Auf den ersten Blick hat sich in Afghanistan seit 2001 viel getan. Es gibt rund 150 Radio- und 40 TV-Sender sowie 200 Printmedien. Noch nie gab es ein so vielfältiges Informationsangebot in dem Land, in dem viele Menschen Analphabeten sind. Dennoch ist die Freiheit ständig in Gefahr. Davon kann Ghousuddin Frotan berichten, der in Kandahar unter anderem für das Wall Street Journal arbeitet. Die südliche Provinz gilt als Hochburg der Aufständischen und Drohungen gegen Journalisten seien an der Tagesordnung, sagt Frotan.
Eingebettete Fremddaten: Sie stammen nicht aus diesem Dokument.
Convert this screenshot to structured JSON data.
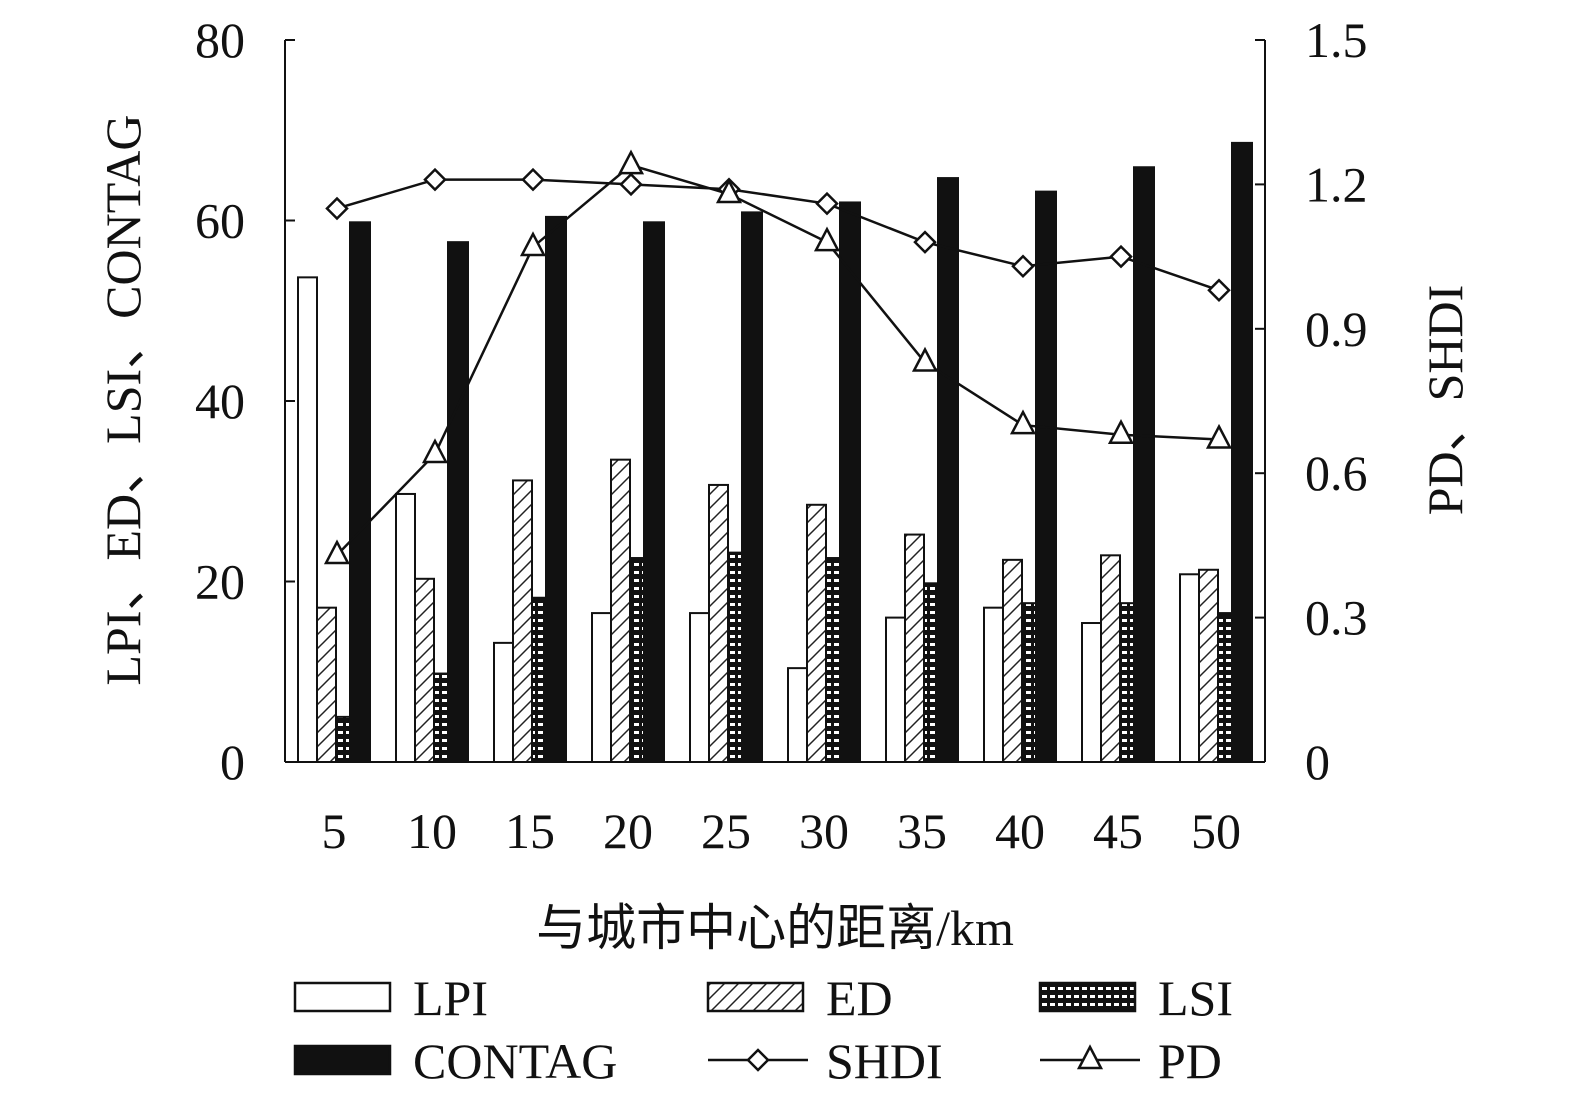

Sie kommen per SMS oder E-Mail, in den meisten Fällen sind die Absender bekannt.

Nicht nur die Taliban und Warlords, auch die Regierung in Kabul und die internationale Afghanistan-Truppe ISAF setzen Medien unter Druck. Humaira Habib moderiert bei einem regionalen Radiosender für Frauen in Herat. Zu ihrem Alltag zählt, dass Journalistinnen bedroht werden, weil sie es wagen, ihren Beruf auszuüben. Nach Angaben von Reporter ohne Grenzen wurden in den vergangenen zehn Jahren 16 Journalisten in Afghanistan ermordet. Humaira Habibs Kolleginnen verzichten deshalb weitgehend auf Recherchen außer Haus.

Ein täglicher Kampf ist es, überhaupt an verlässliche Informationen zu kommen. Das verdeutlicht Danish Karokhel, Chef der Nachrichtenagentur Pajhwok mit Sitz in Kabul. Nicht nur, weil bestimmte Landesteile wie der Süden und der Osten heftig umkämpft sind. Sondern auch, weil die Regierung um Präsident Karsai heimische Medien gezielt benachteiligt.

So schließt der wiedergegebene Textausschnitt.